In Aug. 1991 Prime Minister Goh and the PAP were re-elected which resulted
in the introduction of further socio-economic reforms aimed at less fortunate
Singaporeans. Also in 1991 the government introduced new legislation aimed
at changing the constitutional function of the President which would have
veto powers over the budget, security affairs and senior public service
appointments. In Jan. 1992 the government banned the manufacture and sale
of chewing gum, alleging it was a public nuisance. In May 1992 Prime Minister
Goh announced a $10 billion dollar program to improve housing. In July
1992 the government announced plans to increase the number of kindergartens
in PAP constituencies and to reduce the number in opposition constituencies
by 10%. Opposition parties claimed the government was attempting to persuade
voters in by-elections that were to be held shortly. In Aug. 1992 the offices
of the Business Times was raided following the publication of alleged leaked
economic data. In Nov. 1992 two leading government officials, Ong Teng
Cheong and Lee Hsien Loong were diagnosed with lymphatic cancer. In March
1993 the government passed legislation raising the age of retirement from
55 to 60 following labor shortages. In April 1993 Lee the son of former
Prime Minister Lee Kuan Yew and likely successor to Goh was reported by
doctors as free of cancer following chemotherapy, although he was restricted
in ministerial activities by his doctors. In Aug. 1993 Ong was elected
as the country's first directly elected President who remained active following
being diagnosed with a low grade cancer. Also in 1993 the leader of the
opposition Singapore Democratic Party, Chiam See Tong resigned following
political infighting. Chiam was succeeded by Chee Soon Juan who later went
on a 10 day hunger strike following his dismissal as a lecturer at the
National University of Singapore.
CURRENCY: The official currency is the Dollar (SD) divided into
ECONOMY: Gross National Product; USD $55,372,000,000 (1993).
Public Debt; USD $11,600,000 (1993). Imports; SD $156,395,800,000 (1994).
Exports; SD $147,327,200,000 (1994).

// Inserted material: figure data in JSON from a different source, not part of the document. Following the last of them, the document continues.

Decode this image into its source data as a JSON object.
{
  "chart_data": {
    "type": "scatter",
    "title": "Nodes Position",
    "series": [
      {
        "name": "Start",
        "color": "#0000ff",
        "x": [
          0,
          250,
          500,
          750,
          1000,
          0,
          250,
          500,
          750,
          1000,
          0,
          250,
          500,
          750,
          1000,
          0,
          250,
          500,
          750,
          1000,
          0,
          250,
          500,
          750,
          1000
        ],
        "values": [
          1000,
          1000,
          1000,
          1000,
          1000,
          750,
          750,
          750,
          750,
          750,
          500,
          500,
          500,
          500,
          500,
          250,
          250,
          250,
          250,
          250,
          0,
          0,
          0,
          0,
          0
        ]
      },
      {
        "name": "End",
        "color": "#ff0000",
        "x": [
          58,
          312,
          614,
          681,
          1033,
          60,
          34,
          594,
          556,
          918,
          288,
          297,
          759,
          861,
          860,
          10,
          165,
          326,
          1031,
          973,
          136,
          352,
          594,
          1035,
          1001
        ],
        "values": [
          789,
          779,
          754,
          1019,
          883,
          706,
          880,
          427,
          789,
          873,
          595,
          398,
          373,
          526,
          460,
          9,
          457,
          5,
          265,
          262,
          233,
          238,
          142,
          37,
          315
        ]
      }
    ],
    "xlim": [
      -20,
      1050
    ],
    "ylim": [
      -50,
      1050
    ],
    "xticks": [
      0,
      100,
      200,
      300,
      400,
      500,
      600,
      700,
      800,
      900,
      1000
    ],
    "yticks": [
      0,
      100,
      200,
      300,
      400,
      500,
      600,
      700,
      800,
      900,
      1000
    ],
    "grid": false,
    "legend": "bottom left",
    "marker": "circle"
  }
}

Tourism Receipts; USD $5,793,000,000
(1993). Balance of Trade; SD -$216,000,000 (1994). Economically Active
Population; 1,635,700 or 56.9% of total population (1993). Unemployed;
MAIN TRADING PARTNERS: Its main trading partners are Malaysia,
the USA, Japan, Hong Kong, Thailand, Australia, Germany and Indonesia.
MAIN PRIMARY PRODUCTS: Coconuts, Fruit and Vegetables, Fish, Livestock,
MAJOR INDUSTRIES: Chemicals, Electronic Equipment, International
Trade, Oil Drilling Equipment, Oil Refining, Processed Foods, Printing,
Ship Building and Repairs, Textiles.
MAIN EXPORTS: Electrical and Electronic Equipment, International
Trade, Machinery, Petroleum Products, Rubber.
TRANSPORT: Railroads; route length 26 km (16 mi) (1990), passenger-km
N/A., cargo ton-km N/A. Roads; length 2,810 km (1,746 mi) (1989). Vehicles;
cars 286,756 (1990), trucks and buses 127,000 (1990). Merchant Marine;
vessels 774 (1990), deadweight tonnage 12,964,510 (1990). Air Transport;
passenger-km 31,544,000,000 (19,601,000,000 passenger-mi) (1990), cargo
ton-km 1,696,000,000 (1,162,000,000 short ton-mi) (1990).
COMMUNICATIONS: Daily Newspapers; total of 8 with a total circulation
of 1,004,800 (1993). Radio; receivers 822,000 (1994). Television; receivers
650,000 (1994). Telephones; units 1,245,000 (1993).
MILITARY: 54,000 (1994) total active duty personnel with 83.3%
army, 5.6% navy and 11.1% air force while military expenditure accounts
for 4.8% (1993) of the Gross National Product (GNP).